In the last week there have been more than 89 thousand citations related to fascism, by over 10 thousand unique authors, whose contents have involved (like + reaction + comments and shares) almost half a million people.


A random sample but large enough to understand what the majority of Italians think on the subject.


As the infographic summarizing the data emerging from the analysis shows, there is a very clear prevalence of negative sentiment, negative emotions and feelings in the verbalizations associated with online conversations relating to the issue.

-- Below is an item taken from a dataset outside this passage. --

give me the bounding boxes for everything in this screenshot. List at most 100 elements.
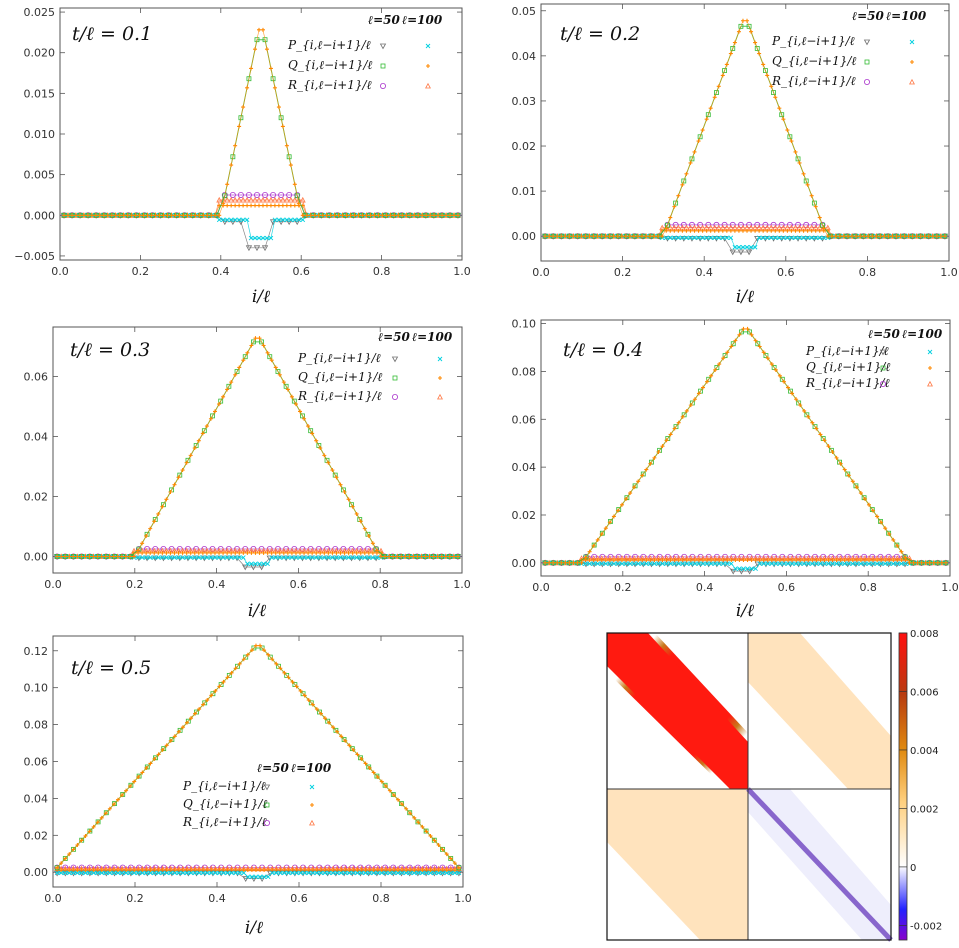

Even the word cloud, the word cloud of the most common terms in people's spontaneous statements, highlight this sentiment, with statements such as "squad attack", rather than '

squad violence

'and'

fascist violence

'dominate the scene.


It emerges with equal clarity how people ask for '

maximum severity

' towards the perpetrators of the violence, and they accept the appeal to dissolve the organizations that refer to the ideals of fascism.


Finally, there is also the request to '

apologize

' and the ambiguity of the leader of the Brothers of Italy recalled by many with '

Meloni glosses

'.


In short, even if El Pais, the best-selling newspaper in Spain, today headlines on the front page that '

Un brote de violencia fascista puts en alerta in Italy

'(The explosion of fascist violence alarms Italy), the clear majority of Italians are sensitive to the danger and strongly oppose it.